Melissa encouraged Mike to write a blog about why he was teaching “Serial” instead of Shakespeare. He tweeted a link to it, “to my five followers, including Melissa and my mother, #Serial,” Mike said, “and the next day I got an email from the Wall Street Journal.” Mike and his class were featured in an article, which led to more questions about lesson plans, how and why he was teaching “Serial.” He was contacted by The Atlantic Monthly and since then he has written nine articles about education for Atlantic’s online edition. He’s also written for the LA Times, Literacy Today, and other publications.
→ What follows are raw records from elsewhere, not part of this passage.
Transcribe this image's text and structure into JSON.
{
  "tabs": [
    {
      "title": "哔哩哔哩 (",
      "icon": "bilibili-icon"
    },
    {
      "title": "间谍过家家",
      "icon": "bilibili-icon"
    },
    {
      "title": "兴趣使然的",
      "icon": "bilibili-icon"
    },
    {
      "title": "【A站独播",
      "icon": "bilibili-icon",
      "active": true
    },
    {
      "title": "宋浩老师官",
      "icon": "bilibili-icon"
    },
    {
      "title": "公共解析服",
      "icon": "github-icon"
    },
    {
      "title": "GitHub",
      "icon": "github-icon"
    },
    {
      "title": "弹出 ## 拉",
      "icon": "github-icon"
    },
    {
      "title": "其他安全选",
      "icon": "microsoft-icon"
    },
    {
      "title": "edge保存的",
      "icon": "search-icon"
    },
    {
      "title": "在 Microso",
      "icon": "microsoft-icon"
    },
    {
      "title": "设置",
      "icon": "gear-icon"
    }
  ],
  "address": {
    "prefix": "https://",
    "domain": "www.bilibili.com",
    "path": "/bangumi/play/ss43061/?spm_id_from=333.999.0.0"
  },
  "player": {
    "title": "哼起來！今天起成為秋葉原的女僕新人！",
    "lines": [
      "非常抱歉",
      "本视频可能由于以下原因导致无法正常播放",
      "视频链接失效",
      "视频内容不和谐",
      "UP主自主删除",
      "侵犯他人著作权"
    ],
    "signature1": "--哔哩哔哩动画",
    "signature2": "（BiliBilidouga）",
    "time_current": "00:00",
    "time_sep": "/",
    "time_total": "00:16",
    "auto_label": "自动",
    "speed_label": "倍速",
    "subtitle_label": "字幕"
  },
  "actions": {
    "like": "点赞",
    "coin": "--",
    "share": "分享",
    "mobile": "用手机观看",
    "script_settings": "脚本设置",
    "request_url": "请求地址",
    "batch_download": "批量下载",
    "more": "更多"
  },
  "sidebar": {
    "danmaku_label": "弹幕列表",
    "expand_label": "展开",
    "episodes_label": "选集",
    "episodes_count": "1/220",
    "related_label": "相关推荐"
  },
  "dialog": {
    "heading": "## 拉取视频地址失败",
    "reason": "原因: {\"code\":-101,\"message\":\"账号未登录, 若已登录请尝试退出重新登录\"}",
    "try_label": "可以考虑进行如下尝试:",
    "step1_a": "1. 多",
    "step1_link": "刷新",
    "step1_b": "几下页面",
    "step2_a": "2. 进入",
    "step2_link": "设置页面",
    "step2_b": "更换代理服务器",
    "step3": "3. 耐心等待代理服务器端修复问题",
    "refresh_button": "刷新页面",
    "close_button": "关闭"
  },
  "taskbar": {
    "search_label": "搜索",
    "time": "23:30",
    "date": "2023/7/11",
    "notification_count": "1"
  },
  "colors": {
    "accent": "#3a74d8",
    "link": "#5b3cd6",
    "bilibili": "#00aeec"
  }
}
Mike’s first article, the one most related to his new position at SLOCA, and related to his original intention for becoming an English major and a teacher in the first place, was about “who would be teaching the next generation our cultural wisdom, who would be teaching about life through literature and history? It may be way out of my job description to teach wisdom and life skills, but if not me, who?” As successful as he was with “Serial,” he still valued the wisdom and the cultural knowledge available in the great works of Western Civilization, “not to elevate it above other traditions, but to study it and know it” as part of our common heritage.
The San Luis Obispo Classical Academy defines its mission as “a community that forges character, fosters wisdom, and nurtures lifelong learning.” It provides “classical education (with a twist) to central coast families.” Its educational model is built on three classical stages of a student’s learning process, the trivium: grammar, logic and rhetoric, which are taught in succession through elementary, middle and high school, in all of the academic disciplines, with an emphasis on literature and history. It combines classroom instruction with home instruction, with the goal of engaging the whole family in a student’s education. In its thirteenth year, SLOCA’s current enrollment is 383 students from kindergarten to 12th grade.
“Teaching wisdom, character, and life lessons are the foundation of SLOCA, studying what’s true, good and beautiful, has passed the test of time,” Mike said. As Director of Community Life, Mike will be responsible for the day-to-day operations of the school, much like a principal, “making sure that students are in a healthy, safe place for learning, but also that teachers feel it’s the best place to teach. It’s a new position that was described to me by Susie Theule, the Executive and Visionary Director, as a gift to the students and teachers.”
There are many articles written about why San Luis Obispo is such a great place to live. Accessibility to excellent public and private education, and to great educators, deserves to be near the top of the list. Mike Godsey hopes to keep adding to that strength in our educational community.